Personal information
- Full name: Arthur Taylor
- Born: 1880 Maltby, Yorkshire, England
- Died: 13 November 1956 (aged 75–76) Birmingham, Warwickshire, England
- Batting: Right-handed
- Bowling: Right-arm medium-fast

Domestic team information
- 1913: Warwickshire

Career statistics
| Competition | First-class |
| Matches | 6 |
| Runs scored | 83 |
| Batting average | 9.22 |
| 100s/50s | –/– |
| Top score | 17 |
| Balls bowled | 242 |
| Wickets | 4 |
| Bowling average | 34.25 |
| 5 wickets in innings | – |
| 10 wickets in match | – |
| Best bowling | 2/10 |
| Catches/stumpings | 3/– |
- Source: Cricinfo, 13 May 2012

= Arthur Taylor (cricketer) =

English cricketer

Arthur Taylor (1880 - 13 November 1956) was an English cricketer.
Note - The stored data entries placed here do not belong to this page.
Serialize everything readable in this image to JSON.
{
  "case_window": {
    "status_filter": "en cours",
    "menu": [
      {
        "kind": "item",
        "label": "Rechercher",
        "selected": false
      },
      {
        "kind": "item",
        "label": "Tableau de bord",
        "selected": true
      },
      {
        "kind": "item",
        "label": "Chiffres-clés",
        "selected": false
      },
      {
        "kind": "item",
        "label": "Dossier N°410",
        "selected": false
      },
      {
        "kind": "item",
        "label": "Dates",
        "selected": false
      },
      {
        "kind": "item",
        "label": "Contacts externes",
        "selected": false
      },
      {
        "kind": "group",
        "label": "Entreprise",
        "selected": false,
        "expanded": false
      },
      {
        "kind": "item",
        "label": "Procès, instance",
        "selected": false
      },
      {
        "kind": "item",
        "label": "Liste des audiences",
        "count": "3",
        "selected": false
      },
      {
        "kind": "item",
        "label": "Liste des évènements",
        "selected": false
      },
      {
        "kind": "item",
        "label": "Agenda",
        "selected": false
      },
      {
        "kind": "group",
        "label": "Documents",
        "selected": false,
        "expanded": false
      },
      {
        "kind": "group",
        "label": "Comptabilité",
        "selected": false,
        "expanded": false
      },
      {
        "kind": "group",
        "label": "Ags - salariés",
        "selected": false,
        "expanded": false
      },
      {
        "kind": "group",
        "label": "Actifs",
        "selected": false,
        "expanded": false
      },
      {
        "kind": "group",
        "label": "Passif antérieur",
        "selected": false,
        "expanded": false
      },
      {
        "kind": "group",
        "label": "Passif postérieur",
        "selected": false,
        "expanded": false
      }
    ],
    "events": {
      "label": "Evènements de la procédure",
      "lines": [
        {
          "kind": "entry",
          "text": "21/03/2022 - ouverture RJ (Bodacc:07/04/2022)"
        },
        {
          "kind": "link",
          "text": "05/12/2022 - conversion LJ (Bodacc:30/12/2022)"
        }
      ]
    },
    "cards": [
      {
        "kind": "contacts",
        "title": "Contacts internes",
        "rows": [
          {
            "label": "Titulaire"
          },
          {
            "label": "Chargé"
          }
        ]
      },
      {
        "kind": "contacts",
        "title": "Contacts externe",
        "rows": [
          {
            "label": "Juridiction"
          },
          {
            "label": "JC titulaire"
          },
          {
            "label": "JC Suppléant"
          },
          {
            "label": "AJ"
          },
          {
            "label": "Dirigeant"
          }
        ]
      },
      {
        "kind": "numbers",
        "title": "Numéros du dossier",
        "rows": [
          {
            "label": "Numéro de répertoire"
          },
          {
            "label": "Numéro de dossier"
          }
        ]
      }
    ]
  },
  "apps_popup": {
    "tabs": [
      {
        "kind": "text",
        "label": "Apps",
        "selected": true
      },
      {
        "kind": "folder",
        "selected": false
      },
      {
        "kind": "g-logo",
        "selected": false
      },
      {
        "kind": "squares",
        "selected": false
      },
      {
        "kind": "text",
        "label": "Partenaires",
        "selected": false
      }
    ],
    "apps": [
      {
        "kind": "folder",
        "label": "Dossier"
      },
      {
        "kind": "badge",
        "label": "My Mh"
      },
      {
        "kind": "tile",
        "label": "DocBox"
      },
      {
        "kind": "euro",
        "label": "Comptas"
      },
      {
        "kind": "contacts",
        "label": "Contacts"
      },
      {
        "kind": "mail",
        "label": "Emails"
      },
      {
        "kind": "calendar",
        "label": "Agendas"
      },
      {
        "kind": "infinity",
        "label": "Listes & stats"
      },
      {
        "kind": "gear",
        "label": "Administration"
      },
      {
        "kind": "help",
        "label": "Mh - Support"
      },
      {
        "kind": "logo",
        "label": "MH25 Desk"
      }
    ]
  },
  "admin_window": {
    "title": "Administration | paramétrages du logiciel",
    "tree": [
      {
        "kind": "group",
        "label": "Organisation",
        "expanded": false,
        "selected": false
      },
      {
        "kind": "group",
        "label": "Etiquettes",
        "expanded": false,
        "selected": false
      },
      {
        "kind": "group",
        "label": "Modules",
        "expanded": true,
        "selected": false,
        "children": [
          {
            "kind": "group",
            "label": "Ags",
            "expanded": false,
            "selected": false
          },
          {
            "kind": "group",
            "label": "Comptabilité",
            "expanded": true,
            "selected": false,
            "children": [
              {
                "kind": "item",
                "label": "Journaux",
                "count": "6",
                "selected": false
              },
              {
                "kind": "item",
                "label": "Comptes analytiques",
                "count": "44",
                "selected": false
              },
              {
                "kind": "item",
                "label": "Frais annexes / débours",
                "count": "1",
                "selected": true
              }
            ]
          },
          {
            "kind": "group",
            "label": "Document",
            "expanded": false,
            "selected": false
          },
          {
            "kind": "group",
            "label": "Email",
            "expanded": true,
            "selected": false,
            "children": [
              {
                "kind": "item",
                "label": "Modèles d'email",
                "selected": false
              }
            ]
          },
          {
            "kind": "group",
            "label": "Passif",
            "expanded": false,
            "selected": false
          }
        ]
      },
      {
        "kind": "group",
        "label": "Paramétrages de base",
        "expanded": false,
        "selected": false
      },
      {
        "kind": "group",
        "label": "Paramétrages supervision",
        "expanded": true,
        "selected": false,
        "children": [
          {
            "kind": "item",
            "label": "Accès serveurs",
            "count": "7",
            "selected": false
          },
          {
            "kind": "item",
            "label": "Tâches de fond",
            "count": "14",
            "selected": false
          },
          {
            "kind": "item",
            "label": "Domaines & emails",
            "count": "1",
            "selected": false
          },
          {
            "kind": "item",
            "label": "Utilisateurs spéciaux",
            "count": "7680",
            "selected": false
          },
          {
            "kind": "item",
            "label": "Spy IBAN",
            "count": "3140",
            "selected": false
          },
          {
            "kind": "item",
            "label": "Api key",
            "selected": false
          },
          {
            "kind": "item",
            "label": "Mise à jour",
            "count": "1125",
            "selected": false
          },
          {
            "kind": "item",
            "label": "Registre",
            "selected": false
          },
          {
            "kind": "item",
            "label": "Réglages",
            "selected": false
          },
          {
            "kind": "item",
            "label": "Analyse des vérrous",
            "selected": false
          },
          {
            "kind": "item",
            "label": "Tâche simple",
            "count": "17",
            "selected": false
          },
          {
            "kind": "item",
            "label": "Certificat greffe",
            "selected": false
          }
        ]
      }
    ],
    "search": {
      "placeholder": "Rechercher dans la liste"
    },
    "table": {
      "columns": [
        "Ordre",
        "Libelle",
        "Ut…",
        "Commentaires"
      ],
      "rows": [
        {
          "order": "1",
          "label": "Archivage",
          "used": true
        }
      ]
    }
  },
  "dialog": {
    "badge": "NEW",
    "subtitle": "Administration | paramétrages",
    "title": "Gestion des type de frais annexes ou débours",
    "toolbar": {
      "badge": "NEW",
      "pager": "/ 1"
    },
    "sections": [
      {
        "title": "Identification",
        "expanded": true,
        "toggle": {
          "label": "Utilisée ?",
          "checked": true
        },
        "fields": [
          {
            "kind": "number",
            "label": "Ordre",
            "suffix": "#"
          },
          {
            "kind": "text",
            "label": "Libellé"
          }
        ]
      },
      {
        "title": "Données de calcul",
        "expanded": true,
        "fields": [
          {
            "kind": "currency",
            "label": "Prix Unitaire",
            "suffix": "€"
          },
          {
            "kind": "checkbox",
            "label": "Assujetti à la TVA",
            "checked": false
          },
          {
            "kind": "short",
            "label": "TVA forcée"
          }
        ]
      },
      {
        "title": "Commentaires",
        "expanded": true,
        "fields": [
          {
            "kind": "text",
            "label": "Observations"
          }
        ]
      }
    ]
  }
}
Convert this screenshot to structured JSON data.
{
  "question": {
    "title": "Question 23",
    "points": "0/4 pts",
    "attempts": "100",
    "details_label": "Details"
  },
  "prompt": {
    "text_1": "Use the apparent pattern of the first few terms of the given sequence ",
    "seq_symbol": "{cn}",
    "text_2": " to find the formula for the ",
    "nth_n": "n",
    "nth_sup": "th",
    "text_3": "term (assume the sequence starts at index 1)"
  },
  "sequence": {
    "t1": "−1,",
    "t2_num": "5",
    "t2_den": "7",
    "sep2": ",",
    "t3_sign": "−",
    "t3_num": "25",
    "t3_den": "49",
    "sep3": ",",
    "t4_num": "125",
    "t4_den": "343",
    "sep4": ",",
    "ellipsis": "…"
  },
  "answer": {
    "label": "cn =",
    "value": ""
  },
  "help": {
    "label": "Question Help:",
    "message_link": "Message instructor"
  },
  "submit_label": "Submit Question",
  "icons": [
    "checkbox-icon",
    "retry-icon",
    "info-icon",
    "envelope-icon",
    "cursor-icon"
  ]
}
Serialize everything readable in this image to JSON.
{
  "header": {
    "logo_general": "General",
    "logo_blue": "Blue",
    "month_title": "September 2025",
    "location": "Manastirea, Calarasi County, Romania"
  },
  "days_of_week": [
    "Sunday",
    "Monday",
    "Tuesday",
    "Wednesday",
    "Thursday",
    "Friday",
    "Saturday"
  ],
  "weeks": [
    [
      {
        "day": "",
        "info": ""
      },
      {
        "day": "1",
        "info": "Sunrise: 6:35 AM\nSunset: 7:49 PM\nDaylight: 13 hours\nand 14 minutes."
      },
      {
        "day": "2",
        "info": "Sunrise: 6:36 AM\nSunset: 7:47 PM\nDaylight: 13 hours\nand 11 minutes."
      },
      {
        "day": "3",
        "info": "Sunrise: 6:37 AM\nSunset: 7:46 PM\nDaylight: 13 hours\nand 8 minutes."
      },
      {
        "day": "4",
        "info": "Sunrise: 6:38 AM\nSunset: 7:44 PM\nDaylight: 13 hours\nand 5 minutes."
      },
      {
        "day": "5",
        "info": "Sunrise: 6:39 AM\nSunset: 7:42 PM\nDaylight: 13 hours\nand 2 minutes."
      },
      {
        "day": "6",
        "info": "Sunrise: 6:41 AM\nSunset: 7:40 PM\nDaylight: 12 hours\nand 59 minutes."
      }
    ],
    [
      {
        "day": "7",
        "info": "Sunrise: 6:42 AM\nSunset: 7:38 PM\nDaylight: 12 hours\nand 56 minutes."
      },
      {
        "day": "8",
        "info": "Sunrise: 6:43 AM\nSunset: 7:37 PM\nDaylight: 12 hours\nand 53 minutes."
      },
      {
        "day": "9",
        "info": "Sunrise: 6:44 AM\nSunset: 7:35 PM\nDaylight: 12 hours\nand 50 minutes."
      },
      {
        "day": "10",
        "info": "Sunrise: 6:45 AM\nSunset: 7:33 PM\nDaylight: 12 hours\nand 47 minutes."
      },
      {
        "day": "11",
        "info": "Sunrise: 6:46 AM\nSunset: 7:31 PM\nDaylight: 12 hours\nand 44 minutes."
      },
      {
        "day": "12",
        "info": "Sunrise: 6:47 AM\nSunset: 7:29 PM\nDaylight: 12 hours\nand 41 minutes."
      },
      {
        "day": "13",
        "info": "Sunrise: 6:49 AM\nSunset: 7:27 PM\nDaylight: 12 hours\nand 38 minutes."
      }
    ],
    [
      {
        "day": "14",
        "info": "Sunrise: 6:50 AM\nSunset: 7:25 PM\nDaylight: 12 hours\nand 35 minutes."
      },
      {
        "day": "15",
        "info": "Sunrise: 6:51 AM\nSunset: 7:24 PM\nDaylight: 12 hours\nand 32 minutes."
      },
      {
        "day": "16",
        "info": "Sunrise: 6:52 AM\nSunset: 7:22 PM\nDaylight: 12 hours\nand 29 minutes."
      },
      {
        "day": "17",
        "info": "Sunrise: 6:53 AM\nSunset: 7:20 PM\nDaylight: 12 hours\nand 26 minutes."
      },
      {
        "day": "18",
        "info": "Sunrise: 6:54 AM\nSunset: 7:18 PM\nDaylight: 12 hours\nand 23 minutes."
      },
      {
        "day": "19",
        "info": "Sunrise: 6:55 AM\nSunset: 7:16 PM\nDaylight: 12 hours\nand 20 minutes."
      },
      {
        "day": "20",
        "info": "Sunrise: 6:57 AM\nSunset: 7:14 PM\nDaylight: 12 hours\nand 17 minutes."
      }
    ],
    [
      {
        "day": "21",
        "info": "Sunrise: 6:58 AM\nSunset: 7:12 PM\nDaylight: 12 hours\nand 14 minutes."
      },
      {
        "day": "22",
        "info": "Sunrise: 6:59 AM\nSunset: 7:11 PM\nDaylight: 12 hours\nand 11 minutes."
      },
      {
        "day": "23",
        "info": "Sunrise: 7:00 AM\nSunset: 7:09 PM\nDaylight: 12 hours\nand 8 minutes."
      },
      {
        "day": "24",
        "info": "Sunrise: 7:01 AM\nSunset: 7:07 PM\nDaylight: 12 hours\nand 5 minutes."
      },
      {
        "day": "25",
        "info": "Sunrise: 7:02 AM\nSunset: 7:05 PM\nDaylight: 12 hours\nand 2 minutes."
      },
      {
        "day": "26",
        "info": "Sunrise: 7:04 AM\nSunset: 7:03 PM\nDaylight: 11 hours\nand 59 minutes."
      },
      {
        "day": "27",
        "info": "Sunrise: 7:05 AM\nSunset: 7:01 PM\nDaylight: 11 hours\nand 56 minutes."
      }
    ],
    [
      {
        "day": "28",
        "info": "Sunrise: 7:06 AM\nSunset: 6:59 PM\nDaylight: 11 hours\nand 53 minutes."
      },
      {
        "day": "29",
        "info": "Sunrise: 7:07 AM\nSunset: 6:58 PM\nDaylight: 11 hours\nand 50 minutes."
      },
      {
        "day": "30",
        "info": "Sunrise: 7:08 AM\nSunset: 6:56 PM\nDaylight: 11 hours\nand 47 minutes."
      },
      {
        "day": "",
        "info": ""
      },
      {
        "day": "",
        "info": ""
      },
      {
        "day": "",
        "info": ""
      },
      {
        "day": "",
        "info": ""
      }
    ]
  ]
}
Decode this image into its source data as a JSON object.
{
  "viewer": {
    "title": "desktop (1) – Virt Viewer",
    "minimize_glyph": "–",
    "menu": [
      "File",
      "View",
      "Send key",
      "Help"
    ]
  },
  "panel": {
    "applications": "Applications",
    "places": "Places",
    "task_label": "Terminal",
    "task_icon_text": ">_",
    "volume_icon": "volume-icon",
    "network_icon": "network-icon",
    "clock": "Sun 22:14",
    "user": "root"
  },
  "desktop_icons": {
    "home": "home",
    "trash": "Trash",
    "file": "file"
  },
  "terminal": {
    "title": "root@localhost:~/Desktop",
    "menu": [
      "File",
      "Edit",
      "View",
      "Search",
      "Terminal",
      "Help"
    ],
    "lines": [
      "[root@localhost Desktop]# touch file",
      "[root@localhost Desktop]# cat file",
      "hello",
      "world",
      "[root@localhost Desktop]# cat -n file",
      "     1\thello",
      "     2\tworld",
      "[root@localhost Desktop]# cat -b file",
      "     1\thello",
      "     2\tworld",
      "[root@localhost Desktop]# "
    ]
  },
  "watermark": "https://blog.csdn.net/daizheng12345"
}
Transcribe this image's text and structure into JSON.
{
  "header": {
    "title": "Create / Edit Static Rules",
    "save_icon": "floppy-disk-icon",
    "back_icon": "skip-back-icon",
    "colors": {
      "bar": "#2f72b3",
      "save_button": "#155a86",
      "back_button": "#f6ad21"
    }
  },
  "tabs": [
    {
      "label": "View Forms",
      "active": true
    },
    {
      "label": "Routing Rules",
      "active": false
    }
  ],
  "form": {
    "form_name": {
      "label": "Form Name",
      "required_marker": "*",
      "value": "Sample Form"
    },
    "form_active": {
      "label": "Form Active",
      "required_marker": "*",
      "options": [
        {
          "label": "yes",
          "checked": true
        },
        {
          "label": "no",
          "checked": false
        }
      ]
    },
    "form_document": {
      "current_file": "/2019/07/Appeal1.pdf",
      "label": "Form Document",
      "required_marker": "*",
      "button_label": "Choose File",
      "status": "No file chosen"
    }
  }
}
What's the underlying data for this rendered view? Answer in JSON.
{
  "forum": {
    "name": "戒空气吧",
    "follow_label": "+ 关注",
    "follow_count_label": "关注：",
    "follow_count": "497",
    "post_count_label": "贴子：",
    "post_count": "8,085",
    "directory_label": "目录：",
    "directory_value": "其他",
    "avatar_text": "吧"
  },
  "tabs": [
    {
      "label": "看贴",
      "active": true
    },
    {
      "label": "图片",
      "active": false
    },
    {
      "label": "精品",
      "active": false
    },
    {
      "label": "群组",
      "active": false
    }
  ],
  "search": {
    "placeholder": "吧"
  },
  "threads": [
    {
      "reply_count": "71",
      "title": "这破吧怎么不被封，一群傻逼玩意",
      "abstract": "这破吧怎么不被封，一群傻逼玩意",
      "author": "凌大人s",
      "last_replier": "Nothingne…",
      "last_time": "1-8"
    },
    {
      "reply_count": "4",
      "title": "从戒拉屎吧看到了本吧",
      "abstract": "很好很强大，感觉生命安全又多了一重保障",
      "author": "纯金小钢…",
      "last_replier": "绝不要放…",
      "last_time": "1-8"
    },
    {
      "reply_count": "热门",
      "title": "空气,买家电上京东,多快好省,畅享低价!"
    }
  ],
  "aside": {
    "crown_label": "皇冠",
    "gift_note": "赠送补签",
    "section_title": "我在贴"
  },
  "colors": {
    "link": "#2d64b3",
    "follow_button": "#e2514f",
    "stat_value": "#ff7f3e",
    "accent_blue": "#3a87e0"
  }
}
Taylor was a right-handed batsman who bowled right-arm medium-fast. He was born at Maltby, Yorkshire.

Despite being born in Yorkshire, it was for Warwickshire that Taylor made his first-class debut for against Sussex at the Bulls Head Ground, Coventry, in the 1913 County Championship. He made five further first-class appearances for the county in that season, the last of which came against Leicestershire at Ashby Road, Hinckley. In his six first-class matches, he scored 83 runs at an average of 9.22, with a high score of 17. With the ball, he took 4 wickets at a bowling average of 34.25, with best figures of 2/10.

Outside of playing, Taylor was also an umpire. He stood in one first-class match between Warwickshire and Worcestershire in 1919. He died at Birmingham, Warwickshire, on 13 November 1956.